Me había quedado sin vender, parecido al día de hoy, una sola biznaga, cuando volvía de la zona del Paseo Marítimo. Serían sobre las diez y media de la noche, más o menos. Al entrar en el Parque, vi a una señora sentada sola en un banco. Era verano. Mucha iluminación, luna llena en el cielo. Aquella mujer tenía en su rostro, a mi parecer, bastante tristeza. Me acerqué hacia donde ella se encontraba, arranqué la biznaga de la penca y se la ofrecí. Sólo le dije “es un regalo, no la quiero ver triste en una noche tan maravillosa como la que hoy hace”. Aquella mujer se quedó observándome, durante unos segundos, con la biznaga en sus manos. De inmediato  va y me dice “tu eres Cleo ¿verdad?” Me extrañó su afirmación o pregunta, pues en principio yo no la reconocí. Pero cuando me dijo su nombre, Amaia, la memoria se me refrescó.

Había sido mi primer amor y, a buen seguro, el único que de verdad he tenido. Los dos estábamos en nuestra veintena, Éramos muy jóvenes. Y yo era un crio alocado, que me dio por la vida sin control. Fueron unos tres años de noviazgo que por mi culpa se vinieron abajo. Estaba metido en muchas cosas “basura”. Hasta trabajaba el “menudeo” ya que caí en el enganche y tenía que pagarlo como fuera. Una vez me cogieron y me cayeron dos años, de los que pasé doce meses encerrado. Ella me ayudó, esperó pero, al final, no pudo más y se apartó. Así acabó lo que fue una linda historia de cariño con una gran mujer. Y esa noche, treinta años más tarde, la tenía frente a mi, muy cambiada físicamente, con una flor, con una biznaga en la mano. Supe arrancarle una sonrisa, pues ella tampoco me había olvidado. Las cosas con su marido parece no le iban bien. Un hombre, según supe sacarle, de prontos egoístas y, con los años, de respuestas coléricas. Habían tenido una trifulca aquella misma tarde".
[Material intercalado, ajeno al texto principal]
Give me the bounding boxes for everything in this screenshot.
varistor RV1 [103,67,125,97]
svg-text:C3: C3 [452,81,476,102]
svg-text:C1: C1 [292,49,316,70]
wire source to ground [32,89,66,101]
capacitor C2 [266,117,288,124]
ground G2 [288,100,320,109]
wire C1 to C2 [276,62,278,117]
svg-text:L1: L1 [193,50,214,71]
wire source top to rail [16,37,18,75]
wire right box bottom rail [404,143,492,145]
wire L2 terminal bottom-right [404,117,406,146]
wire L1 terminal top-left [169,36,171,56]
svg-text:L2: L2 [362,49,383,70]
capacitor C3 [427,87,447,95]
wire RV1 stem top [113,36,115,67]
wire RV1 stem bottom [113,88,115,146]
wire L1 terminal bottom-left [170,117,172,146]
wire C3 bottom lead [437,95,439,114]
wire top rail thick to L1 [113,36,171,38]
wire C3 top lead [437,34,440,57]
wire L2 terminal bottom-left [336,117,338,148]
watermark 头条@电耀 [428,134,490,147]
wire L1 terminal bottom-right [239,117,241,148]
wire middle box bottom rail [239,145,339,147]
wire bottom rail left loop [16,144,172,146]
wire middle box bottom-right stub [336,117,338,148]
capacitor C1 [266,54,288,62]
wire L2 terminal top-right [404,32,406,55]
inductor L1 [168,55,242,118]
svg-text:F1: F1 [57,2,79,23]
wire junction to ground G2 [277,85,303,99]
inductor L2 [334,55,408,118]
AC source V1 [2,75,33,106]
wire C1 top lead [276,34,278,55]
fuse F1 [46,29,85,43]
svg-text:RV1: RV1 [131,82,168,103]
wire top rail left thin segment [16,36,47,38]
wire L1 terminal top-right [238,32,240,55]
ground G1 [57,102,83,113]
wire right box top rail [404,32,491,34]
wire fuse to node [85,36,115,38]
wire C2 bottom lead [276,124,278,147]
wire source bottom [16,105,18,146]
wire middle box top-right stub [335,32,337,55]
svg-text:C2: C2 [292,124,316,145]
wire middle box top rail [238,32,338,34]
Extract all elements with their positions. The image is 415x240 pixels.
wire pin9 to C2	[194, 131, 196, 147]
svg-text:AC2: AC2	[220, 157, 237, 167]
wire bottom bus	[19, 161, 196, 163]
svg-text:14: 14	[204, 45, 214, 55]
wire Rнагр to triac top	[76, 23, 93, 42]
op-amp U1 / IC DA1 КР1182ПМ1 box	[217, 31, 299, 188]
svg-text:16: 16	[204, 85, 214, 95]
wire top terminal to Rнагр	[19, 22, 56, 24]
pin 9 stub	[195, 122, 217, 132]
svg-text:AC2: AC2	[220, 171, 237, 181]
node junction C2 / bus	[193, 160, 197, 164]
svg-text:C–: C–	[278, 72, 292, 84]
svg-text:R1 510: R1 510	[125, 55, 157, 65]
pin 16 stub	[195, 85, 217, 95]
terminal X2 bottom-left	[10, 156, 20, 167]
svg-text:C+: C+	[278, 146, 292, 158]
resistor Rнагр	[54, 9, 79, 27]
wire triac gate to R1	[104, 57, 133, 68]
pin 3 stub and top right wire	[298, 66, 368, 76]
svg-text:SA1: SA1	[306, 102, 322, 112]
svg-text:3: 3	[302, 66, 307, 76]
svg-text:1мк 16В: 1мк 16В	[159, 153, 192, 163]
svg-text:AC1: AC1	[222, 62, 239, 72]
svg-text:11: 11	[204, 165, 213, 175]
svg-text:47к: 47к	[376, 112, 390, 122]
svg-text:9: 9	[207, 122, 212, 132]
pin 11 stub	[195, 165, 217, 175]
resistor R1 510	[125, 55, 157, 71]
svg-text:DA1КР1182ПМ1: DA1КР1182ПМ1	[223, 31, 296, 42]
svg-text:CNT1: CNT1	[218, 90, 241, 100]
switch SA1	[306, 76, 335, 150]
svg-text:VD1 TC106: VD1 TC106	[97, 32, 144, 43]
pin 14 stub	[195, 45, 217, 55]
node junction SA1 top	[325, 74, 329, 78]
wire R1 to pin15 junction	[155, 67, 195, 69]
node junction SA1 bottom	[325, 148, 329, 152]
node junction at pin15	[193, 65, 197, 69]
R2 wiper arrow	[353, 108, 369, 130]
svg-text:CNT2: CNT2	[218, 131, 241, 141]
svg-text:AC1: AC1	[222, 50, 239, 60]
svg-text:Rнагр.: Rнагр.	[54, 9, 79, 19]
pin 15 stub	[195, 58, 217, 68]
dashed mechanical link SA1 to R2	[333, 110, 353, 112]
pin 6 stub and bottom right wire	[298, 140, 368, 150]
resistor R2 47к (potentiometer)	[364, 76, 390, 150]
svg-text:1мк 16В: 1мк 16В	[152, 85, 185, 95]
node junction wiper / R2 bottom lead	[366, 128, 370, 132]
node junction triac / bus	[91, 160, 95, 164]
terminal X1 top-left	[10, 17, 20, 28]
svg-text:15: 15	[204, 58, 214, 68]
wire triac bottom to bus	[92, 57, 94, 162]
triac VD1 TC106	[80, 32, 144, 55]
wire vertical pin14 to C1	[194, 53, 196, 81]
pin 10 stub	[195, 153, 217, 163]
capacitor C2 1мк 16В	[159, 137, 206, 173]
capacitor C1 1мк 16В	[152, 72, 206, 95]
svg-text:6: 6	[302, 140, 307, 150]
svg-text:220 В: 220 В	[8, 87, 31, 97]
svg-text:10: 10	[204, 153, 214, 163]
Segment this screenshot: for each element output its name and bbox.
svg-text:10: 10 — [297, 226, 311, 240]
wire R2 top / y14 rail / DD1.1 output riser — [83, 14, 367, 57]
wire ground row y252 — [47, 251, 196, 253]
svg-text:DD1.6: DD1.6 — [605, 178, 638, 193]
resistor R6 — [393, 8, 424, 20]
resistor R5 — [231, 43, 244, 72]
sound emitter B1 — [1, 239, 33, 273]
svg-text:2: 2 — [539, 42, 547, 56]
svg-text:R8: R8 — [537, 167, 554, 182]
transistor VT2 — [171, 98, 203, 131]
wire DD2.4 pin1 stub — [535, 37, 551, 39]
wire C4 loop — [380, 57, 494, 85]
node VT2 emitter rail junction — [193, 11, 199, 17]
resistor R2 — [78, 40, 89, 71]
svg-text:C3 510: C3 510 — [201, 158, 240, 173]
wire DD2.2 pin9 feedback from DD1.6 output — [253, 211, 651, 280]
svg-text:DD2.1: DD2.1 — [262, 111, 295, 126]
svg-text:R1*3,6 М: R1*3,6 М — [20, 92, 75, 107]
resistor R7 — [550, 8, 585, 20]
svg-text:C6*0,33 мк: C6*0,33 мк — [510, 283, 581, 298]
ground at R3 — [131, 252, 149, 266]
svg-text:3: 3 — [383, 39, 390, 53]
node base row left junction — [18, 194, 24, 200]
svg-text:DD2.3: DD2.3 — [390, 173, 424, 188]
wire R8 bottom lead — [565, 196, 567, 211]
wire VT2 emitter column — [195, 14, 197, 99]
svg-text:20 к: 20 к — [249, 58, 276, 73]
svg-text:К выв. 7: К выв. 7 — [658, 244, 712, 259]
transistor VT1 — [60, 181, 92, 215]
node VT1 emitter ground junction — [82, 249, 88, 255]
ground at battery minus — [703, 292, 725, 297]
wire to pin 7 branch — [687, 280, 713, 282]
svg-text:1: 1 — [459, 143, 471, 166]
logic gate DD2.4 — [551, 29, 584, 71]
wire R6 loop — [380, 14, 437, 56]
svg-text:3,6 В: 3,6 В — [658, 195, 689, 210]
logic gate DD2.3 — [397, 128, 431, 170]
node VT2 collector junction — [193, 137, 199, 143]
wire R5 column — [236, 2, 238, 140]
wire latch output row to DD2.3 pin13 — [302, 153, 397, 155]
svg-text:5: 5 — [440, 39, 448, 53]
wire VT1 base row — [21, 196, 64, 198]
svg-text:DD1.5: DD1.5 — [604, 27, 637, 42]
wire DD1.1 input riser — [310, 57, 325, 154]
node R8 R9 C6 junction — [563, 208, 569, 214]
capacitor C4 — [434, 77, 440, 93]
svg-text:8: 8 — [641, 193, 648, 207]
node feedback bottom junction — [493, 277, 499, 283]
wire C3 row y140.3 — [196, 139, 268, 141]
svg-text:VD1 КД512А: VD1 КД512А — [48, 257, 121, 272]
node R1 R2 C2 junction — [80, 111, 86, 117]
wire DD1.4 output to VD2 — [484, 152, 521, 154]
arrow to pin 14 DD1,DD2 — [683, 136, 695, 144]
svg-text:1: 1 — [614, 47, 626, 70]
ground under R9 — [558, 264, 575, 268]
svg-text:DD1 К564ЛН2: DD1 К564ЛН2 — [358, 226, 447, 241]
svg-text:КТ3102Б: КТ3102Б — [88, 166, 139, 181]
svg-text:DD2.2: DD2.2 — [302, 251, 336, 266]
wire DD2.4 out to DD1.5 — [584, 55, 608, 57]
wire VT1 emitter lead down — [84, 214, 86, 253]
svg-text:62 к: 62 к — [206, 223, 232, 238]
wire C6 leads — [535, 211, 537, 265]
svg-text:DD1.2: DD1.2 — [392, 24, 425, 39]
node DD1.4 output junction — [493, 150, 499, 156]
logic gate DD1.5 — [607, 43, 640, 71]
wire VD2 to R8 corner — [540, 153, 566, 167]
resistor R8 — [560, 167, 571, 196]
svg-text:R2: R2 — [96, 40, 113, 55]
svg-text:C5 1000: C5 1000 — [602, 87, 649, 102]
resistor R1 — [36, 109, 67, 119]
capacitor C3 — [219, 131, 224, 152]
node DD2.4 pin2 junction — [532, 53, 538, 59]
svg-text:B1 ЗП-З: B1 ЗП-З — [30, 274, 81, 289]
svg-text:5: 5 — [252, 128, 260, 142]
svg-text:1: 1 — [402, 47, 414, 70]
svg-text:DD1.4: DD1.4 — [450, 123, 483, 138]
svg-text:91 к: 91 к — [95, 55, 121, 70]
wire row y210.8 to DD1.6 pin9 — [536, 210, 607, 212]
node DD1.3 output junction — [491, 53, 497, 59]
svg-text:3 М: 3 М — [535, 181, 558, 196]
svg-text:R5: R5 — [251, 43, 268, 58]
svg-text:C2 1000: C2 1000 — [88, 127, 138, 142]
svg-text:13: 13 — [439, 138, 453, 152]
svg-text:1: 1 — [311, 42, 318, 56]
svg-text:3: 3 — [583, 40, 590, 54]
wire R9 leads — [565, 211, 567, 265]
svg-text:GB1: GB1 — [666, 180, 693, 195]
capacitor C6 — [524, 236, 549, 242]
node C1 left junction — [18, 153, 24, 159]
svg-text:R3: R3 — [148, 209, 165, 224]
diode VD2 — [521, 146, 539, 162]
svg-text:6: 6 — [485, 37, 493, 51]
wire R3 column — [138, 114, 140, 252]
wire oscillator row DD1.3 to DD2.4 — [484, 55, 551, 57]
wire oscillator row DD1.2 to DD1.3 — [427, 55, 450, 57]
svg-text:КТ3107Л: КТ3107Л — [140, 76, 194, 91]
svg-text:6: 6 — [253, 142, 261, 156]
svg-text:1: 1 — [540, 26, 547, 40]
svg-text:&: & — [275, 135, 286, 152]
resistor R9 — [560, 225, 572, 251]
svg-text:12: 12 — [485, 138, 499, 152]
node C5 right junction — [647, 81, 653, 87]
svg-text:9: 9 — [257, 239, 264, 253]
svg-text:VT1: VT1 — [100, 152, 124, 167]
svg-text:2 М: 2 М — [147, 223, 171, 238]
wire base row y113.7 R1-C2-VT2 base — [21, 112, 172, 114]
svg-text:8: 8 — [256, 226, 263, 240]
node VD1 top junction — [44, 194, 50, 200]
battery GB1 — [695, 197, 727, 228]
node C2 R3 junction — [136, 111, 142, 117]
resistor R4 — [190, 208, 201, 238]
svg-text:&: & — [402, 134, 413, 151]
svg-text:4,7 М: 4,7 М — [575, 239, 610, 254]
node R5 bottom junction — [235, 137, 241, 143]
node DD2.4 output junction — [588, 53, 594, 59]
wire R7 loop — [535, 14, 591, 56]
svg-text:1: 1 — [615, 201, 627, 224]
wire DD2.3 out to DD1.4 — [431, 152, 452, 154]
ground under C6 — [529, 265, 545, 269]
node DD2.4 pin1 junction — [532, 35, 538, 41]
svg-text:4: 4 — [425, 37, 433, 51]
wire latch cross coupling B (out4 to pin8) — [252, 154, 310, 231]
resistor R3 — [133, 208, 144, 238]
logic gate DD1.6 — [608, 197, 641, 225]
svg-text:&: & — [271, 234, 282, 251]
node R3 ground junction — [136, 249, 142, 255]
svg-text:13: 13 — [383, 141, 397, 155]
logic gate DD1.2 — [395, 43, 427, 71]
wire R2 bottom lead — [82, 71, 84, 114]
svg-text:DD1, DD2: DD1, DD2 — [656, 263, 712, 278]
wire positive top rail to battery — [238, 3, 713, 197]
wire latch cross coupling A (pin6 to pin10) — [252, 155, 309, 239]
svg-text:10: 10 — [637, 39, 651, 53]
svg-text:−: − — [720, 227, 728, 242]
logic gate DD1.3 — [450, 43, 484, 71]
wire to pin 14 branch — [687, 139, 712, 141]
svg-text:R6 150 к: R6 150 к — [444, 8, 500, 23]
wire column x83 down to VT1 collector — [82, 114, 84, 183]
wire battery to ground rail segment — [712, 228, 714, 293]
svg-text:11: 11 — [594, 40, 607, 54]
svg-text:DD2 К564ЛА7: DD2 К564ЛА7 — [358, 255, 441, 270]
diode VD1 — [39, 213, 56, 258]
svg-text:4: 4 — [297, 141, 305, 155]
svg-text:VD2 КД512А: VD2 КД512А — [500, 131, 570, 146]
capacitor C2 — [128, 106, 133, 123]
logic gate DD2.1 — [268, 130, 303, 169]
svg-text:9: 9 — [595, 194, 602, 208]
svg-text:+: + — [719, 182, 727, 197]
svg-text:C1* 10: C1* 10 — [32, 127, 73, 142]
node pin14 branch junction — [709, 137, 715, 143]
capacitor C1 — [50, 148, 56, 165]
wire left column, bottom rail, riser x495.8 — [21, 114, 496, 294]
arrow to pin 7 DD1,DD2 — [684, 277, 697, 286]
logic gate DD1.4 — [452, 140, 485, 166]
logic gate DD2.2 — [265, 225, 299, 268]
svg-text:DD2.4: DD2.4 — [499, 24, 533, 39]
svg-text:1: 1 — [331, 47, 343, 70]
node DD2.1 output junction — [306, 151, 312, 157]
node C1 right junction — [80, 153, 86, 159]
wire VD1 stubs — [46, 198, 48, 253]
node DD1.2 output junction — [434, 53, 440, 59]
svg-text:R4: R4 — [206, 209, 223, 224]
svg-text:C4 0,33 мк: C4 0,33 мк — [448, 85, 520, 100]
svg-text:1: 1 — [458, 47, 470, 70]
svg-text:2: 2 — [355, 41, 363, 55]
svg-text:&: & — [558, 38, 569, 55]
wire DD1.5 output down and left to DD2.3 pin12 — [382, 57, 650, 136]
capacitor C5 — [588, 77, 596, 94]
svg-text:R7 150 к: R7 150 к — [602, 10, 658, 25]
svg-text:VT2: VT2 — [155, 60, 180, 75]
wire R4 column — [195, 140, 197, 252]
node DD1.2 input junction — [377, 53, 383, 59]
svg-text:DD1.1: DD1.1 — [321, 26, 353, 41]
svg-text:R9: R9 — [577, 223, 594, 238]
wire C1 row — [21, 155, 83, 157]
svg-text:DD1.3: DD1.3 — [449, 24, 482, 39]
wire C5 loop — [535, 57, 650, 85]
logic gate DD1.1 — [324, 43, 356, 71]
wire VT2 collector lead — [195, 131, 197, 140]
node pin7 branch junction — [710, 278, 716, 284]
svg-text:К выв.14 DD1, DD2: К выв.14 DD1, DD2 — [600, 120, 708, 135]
Le invité a un café y hablamos largo rato. Después le acompañé hasta la parada del bus. Nos despedimos con dos besos. No olvidaré esa imagen, viéndola alejarse tras el cristal de su asiento, con mi última biznaga en su mano. Fue un reencuentro fugaz en nuestras vidas, tras tres décadas de separación. Amaia había sido la mejor oportunidad que me ofreció el destino y por mi mala cabeza no la supe aprovechar.”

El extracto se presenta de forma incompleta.